Friday, August 27, 2021

This Just In . . . Elizabeth Barrett Browning Apparently a Pretty Good Poet! (8.28.21)

Lately, I've assumed a lot of things about things that I shouldn't have.  No need to go into the details.  I am an experienced assumer.  Sometimes, it's a wonder how I get through a day without injuring myself or worse, I assume so much so often.  That driver is going to respect the crosswalk I'm crossing on foot.  That sort of thing.

Here's an assumption: Elizabeth Barrett Browning is a minor English poet of the 19th Century, a footnote to her more famous and deserving husband.  

She wrote one really famous poem ("How Do I Love Thee") and one famous book (Sonnets from the Portuguese) and that was that.  That footnote part isn't the assumption, though; it's a fact, for that's how she has been treated in anthology after anthology, survey course after survey course.  A one-hit wonder.  It's the "deserving" part that constitutes the shaky assumption.

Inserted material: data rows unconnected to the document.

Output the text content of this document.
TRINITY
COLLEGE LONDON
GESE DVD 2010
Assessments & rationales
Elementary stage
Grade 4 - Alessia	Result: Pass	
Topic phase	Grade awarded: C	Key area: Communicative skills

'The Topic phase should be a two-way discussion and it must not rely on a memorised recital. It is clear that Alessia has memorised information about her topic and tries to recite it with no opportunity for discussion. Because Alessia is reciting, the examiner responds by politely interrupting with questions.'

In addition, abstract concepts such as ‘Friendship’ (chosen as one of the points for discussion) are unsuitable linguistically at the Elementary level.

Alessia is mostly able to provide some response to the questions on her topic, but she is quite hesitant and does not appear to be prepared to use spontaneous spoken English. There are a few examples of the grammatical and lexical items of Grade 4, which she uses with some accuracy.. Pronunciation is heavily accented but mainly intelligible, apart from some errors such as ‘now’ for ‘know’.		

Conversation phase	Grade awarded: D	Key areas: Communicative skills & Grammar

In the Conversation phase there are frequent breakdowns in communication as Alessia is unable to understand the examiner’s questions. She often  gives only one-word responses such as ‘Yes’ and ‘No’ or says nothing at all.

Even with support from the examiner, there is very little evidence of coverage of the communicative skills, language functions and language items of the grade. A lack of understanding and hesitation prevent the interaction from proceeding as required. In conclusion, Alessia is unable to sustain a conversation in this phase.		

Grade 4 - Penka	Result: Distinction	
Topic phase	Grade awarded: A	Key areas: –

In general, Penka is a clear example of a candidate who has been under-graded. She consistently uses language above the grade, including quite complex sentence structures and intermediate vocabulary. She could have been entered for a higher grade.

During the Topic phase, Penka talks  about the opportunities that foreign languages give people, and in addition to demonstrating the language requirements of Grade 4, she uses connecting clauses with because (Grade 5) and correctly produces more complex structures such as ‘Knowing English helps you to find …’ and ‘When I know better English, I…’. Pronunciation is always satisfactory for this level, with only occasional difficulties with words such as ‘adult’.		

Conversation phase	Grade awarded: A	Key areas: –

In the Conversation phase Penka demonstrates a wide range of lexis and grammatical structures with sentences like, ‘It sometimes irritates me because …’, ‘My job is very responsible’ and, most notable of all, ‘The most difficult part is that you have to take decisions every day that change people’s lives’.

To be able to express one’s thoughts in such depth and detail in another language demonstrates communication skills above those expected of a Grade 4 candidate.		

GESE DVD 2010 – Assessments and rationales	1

A new biography, Two-Way Mirror, by the scholar and poet Fiona Sampson, reviewed in The New York Times today, wants to undermine that assumption and place Barrett Browning back on the pedestal she occupied in Victorian England at the climax of her career, when Robert Browning was second fiddle.

So, another book to add to my reading list!

The shaky assumption is dead!  Long live the assumption!